La Oruga Azul.

La Oruga Azul.
La oruga se puso azul turquesa, porque presa de la luz de la poesía, reposa en las cuartillas de la mesa impregnada de tinta y fantasía… (Antonio Peláez Torres),

sábado, 24 de octubre de 2020

FLORENCIO, por Pedro Pastor Sánchez.

 


A veces me cuesta recordar mi nombre.

En cambio, acuden a mi memoria, tan claras, tan nítidas, imágenes de mi niñez. También aquellas fragancias que me atan a mi pasado. Nunca olvidaré el día que falleció mi abuela. No ya por la tristeza de familiares y allegados, sino por el embriagador perfume de las cientos de flores, fuera en ramos o coronas, que acompañaron al féretro hasta su última morada. Desde entonces, nunca han faltado las flores en su ineludible cita otoñal.

El viento remueve las hojas secas del camposanto mientras las familias se afanan en adecentar las frías lápidas. Las flores secas son reemplazadas por revitalizados ramos, vivos colores vuelven a adornar nichos y columbarios.

Terminada la ofrenda floral, sigo a mis progenitores hasta el vetusto automóvil. El mismo en el que mi padre me enseñó a conducir. La pestilencia a tabaco apenas se percibe, solapada bajo el aroma de las flores. Mi madre las mira con calma, y recoloca los tallos de crisantemos, lirios, gladiolos y rosas hasta conformar el poblado ramo a su gusto. Mi padre, nervioso por la ocasional ausencia de nicotina, mira insistentemente por el espejo retrovisor pero, por más que busca, nuestras miradas nunca llegan a cruzarse.

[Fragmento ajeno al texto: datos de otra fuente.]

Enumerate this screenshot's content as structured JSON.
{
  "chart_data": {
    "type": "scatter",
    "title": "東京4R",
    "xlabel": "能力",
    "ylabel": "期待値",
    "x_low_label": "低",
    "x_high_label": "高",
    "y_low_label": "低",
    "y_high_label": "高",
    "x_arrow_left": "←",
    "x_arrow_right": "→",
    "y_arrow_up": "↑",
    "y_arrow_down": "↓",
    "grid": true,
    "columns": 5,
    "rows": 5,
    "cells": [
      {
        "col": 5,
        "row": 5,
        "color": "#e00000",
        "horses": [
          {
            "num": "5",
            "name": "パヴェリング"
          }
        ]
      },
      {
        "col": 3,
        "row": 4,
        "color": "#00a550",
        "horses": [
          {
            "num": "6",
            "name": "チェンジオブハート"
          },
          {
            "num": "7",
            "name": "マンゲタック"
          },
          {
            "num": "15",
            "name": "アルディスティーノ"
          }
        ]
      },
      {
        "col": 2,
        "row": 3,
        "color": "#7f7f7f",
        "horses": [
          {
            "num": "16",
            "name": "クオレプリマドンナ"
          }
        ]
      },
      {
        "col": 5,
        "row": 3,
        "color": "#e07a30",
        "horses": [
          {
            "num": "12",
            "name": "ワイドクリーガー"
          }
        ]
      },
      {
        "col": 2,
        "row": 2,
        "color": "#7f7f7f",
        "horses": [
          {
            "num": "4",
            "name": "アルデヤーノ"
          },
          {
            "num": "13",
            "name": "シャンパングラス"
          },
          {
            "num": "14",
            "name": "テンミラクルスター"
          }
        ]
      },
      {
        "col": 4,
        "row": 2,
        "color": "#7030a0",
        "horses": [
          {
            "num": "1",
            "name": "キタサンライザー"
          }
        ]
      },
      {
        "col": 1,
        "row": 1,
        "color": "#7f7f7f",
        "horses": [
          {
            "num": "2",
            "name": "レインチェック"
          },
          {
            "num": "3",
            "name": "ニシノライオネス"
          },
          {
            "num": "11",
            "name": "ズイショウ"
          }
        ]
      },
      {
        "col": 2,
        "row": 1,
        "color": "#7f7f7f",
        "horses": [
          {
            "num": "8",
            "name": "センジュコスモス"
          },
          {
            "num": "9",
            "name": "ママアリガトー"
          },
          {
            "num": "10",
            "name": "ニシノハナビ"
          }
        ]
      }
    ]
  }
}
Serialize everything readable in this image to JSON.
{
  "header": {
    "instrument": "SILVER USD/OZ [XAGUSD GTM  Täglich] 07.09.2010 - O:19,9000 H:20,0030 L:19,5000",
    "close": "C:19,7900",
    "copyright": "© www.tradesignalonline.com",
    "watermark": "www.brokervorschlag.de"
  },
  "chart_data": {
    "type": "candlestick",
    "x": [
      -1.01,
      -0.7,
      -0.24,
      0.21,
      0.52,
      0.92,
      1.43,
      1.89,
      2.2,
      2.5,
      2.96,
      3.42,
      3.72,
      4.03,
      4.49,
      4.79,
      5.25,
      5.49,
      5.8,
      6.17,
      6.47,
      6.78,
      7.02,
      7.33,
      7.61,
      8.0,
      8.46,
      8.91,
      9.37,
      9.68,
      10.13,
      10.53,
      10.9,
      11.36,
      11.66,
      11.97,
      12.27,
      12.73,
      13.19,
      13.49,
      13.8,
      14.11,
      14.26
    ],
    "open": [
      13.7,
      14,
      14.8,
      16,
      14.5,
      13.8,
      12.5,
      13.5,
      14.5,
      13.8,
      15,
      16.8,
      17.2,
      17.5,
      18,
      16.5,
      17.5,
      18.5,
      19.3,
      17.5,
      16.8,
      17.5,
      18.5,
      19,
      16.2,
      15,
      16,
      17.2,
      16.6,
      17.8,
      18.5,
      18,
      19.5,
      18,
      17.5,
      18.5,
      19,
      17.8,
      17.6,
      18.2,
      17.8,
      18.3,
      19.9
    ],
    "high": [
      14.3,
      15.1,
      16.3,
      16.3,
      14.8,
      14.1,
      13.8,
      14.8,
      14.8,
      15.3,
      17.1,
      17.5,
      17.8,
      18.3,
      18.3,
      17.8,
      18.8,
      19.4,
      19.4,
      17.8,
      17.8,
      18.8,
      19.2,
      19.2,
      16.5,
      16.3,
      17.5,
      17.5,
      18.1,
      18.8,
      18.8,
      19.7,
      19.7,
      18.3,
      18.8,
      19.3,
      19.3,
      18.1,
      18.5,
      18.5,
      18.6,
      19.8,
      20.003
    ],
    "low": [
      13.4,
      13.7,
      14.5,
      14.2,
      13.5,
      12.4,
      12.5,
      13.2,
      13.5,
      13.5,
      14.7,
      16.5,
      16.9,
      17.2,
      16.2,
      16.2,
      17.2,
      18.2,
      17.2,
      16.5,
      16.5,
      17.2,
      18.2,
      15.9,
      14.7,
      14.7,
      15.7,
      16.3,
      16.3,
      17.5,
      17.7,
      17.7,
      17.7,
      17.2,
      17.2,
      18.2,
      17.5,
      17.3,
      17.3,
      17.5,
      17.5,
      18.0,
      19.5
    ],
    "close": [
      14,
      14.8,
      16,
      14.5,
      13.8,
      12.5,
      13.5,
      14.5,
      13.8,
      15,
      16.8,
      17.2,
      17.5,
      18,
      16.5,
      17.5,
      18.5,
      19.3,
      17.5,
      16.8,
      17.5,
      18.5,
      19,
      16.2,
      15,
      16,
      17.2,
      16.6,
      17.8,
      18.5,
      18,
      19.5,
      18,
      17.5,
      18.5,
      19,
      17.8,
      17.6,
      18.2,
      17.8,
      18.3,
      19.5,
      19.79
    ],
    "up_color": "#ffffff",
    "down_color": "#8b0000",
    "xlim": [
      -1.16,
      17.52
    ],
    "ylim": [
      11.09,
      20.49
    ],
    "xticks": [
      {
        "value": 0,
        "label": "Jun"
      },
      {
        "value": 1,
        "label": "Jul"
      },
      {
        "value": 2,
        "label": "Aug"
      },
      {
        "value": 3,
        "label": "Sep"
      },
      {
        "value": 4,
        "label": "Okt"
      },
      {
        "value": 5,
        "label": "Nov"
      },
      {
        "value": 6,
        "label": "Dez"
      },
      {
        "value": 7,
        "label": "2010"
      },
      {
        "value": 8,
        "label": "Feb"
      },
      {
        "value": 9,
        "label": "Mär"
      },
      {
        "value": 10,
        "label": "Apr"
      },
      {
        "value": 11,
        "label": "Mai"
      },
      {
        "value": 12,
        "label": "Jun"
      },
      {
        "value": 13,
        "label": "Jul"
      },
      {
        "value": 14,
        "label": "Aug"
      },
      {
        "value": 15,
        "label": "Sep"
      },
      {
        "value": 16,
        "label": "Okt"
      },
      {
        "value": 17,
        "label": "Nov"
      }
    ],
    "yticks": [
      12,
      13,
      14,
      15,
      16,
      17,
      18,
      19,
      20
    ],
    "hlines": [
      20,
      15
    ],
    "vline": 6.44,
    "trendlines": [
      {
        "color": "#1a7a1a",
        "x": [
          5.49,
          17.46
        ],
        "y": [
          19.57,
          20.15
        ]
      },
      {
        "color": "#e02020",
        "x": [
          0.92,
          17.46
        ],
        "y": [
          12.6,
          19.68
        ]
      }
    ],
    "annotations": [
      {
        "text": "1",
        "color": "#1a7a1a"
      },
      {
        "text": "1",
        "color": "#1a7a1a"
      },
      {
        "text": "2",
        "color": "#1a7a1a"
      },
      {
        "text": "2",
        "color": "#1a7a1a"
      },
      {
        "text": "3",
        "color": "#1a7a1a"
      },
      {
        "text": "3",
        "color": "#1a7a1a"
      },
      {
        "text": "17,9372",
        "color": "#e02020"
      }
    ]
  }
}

El tráfico es denso en las proximidades del cementerio, cual febril hormiguero en plena efervescencia. Mi padre gira a la derecha y enfila la desgastada carretera que lleva a los prados. La misma que, en el otro extremo, conduce a su pueblo natal. Él la conoce a la perfección, cada cambio de rasante, cada curva, cada señal. Los viajes de los primeros años fueron de noviazgo e ilusiones; los siguientes, de fiestas patronales, de comidas familiares.

Yo también serpenteé por la vía a menudo, las más de las veces abstraído en mis pensamientos infantiles, o buscando pareidolias en las nubes. Solo compartí el asiento de atrás con bultos y maletas, nunca tuve un hermano con el que jugar.

Una fina lluvia comienza a caer. El trayecto se desarrolla en silencio, solo interrumpido por el batir cadencioso de las escobillas sobre el parabrisas. Apenas un sollozo escapa de la garganta de mi madre cuando el vehículo comienza a decelerar. Puedo notar como los latidos de su corazón, por el contrario, se aceleran. En un pequeño arcén de tierra, junto a los árboles de una curva cerrada, estaciona el utilitario. Mi madre rompe a llorar antes de abrir la puerta. Nunca llegó a entender por qué ocurrió aquello.

Recorren unos pocos metros por la dehesa hasta buscar el cobijo de las frondosas ramas de un enorme ejemplar de alcornoque. Su tronco retorcido y semidesnudo muestras las heridas del descorche. Pero también otra laceración bastante más reciente, hendidura horizontal, cual tajo de hacha, a poco menos de un metro de altura.

Mi padre se detiene a cierta distancia. No puede contener las lágrimas que brotan a borbotones. Cree que su regalo, gris metalizado, estaba envenenado. Mi madre, compungida, retira las flores mustias, las que puso aquel día infausto, y las reemplaza por el aromático ramo.

Resignado, observo la escena. No puedo mitigar su dolor ni reconfortarles. En cierto modo, me siento culpable de su sufrimiento. Debí ser más prudente. La impericia al volante y el exceso de alcohol acarrean trágicas consecuencias. Apenas puedo retener estos recuerdos en mi memoria.

Me marcho. Mis pies no rozan las caídas bellotas ni los diminutos cristales, vestigios de lo que ocurrió aquella noche.

Como un eco lejano, oigo las descarnadas palabras que pronuncia mi madre: «Te echamos tanto de menos, Florencio, hijo mío…».

A veces me cuesta recordar mi nombre.